I've been praying a lot lately. But then again, I do that a lot anyways! I've been pondering this entire past year, remembering how I've lived, what I did right, what I did better, and how I could have lived more intentionally... despite the obvious growth from the past... I still see so many places I fell short!
Also, as a bonus, it's been so fun realizing the role of biblical women. Which I honestly cannot wait (if the Lord wills it!) to be someone's helpmate(: Which I def have struggled with understanding it. But to complete someone, to be what God designed it to be... is so beautiful. I want to lift him up, encourage him, be the wife that makes him feel more like a man. Ahh beautiful!
But above all, I want to live with one purpose in mind: Christ. It breaks my heart when I realize how selfish I am. I just want to live a life of sacrificially pouring out everything I am for the cause of Christ! And I fall so short. Every day I wake up there is an irresistible calling, urging, drawing that beckons me to seek the Lord, love the Lord, live for the Lord, know Him, make Him known, run to Him, rest in Him, and find my soul's uttermost content and joy in Him!
How do I convey the depth and weight of the love that wells up in my heart, mind, and soul for my precious and magnificent God? It fills me with awe, with wonder... with absolute amazement, that He would love me! Insane! Incomprehensible!

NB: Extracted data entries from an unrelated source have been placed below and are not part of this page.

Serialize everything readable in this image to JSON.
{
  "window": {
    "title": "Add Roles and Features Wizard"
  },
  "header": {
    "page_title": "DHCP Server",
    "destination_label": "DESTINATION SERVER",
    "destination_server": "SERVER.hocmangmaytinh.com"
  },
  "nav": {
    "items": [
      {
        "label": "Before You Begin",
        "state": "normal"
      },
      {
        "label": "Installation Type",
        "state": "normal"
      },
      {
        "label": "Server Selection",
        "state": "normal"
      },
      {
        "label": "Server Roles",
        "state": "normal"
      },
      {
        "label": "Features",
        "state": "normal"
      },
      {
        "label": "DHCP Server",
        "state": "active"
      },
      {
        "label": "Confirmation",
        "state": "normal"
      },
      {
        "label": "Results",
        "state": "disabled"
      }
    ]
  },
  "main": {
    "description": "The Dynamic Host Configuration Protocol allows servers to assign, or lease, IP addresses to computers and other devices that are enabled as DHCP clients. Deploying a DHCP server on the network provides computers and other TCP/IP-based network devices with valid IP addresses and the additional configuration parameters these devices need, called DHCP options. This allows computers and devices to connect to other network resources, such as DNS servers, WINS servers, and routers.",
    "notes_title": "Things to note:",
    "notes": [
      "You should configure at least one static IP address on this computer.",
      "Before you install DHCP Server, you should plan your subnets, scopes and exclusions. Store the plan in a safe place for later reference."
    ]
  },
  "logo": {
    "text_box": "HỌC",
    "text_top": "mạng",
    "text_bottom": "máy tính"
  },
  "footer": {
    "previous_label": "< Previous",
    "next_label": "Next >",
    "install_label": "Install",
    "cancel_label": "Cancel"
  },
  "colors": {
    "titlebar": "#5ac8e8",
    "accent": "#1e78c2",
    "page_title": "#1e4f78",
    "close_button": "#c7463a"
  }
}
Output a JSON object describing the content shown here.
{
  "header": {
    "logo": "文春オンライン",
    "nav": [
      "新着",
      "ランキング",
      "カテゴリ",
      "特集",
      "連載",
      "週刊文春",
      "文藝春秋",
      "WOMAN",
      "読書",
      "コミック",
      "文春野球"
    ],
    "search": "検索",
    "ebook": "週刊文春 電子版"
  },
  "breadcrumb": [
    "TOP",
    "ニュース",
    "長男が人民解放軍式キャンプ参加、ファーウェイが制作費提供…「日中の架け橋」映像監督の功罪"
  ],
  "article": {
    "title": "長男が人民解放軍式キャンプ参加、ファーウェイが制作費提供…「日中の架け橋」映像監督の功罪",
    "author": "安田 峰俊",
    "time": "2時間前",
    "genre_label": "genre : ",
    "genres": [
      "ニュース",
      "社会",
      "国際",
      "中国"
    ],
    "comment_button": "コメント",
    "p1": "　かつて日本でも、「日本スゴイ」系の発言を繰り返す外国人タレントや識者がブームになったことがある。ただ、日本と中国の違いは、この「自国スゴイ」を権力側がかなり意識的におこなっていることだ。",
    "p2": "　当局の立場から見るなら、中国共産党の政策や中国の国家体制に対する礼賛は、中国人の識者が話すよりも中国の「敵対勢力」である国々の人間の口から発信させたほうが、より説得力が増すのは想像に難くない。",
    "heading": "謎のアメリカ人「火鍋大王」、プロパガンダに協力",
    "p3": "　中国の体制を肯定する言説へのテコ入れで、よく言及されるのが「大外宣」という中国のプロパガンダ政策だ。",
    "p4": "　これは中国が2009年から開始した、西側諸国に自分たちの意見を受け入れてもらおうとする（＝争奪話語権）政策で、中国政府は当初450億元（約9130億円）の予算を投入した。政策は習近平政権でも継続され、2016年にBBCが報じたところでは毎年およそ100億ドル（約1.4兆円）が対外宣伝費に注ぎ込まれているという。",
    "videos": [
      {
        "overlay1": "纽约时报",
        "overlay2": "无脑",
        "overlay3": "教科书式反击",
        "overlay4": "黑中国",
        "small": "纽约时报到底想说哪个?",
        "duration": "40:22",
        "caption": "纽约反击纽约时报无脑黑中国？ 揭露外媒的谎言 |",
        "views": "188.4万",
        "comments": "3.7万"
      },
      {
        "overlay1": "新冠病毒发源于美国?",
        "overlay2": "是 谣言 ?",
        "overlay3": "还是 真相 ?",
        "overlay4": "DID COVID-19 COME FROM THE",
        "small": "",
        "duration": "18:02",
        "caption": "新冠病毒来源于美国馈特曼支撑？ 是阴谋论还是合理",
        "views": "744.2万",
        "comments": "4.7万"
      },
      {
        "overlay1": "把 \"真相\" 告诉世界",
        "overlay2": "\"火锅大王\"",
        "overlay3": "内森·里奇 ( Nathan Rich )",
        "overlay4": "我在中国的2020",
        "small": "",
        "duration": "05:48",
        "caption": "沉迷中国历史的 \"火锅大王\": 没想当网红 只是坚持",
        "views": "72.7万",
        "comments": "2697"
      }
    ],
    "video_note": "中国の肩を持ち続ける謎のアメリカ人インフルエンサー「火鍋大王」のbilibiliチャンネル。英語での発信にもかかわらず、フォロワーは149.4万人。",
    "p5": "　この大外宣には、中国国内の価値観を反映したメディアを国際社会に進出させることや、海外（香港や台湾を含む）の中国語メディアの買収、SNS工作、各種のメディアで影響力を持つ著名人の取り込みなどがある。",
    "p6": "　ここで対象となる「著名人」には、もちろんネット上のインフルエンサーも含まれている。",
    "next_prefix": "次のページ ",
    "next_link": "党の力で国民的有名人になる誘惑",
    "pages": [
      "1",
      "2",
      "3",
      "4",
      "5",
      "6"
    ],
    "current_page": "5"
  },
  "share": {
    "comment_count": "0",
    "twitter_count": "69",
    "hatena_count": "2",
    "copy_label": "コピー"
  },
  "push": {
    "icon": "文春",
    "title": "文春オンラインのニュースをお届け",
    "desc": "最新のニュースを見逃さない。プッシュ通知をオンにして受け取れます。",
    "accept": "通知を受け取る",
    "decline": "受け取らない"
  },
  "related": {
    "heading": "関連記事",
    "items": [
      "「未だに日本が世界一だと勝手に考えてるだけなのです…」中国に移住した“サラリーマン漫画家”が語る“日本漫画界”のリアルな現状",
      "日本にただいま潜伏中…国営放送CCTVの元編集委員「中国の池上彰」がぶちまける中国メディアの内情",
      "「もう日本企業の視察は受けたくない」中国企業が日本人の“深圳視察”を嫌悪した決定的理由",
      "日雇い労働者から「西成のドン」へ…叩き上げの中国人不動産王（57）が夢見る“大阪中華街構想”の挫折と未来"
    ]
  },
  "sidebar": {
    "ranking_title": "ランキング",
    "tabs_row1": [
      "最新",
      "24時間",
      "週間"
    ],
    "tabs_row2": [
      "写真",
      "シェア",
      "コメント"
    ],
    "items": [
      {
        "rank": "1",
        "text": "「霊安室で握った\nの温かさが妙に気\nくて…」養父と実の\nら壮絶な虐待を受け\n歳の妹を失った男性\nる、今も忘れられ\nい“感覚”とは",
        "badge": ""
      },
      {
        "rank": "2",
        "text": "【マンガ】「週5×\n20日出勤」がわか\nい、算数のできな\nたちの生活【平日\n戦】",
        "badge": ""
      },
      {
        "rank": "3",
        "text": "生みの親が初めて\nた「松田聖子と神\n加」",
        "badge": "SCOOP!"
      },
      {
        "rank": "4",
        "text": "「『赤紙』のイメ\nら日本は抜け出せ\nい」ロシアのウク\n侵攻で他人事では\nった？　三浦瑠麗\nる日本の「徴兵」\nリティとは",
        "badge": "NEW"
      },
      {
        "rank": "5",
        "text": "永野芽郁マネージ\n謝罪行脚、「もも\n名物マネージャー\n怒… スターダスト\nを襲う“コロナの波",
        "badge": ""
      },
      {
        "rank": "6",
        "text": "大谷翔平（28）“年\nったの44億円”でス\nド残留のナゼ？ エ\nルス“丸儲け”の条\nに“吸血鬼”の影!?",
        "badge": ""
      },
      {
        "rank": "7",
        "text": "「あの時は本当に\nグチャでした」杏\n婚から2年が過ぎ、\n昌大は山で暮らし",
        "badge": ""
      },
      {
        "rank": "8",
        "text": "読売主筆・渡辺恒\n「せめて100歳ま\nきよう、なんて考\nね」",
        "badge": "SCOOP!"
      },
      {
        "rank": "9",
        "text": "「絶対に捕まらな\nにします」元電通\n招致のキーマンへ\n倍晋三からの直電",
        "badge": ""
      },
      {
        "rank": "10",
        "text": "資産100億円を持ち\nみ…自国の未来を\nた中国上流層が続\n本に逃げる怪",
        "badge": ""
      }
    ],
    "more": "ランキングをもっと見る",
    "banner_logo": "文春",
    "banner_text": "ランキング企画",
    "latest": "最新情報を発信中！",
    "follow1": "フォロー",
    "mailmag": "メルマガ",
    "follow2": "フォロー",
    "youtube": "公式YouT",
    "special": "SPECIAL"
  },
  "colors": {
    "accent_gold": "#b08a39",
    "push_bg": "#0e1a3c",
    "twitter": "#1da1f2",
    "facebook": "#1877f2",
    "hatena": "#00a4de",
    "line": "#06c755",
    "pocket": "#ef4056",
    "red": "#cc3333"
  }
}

So now what? A&M is officially over. (One more day left! Weird!) Then a summer full of loving on kids. Then ?? As the song goes "For greater things are yet to come!" Thank you Chris Tomlin. What in the world does God have planned for me? Jeremiah 29:11-13 tells me I got nothing to sweat if I'm seeking the Lord with all my heart(;
I told my mom "Nothing in my life makes sense right now. Nothing. Everything seems impossible. But despite it all, there is an irresistible calling... I wake up and the Lord beckons me to follow Him, to follow His lead, and all I want to do is run with everything towards Him and His plan... I can't not follow Him. I literally cannot not do what He wills. I want to, I can't imagine not following Him. So despite the impossibility, I trust, I have faith, because I want more trust, I want more faith... more of Him!"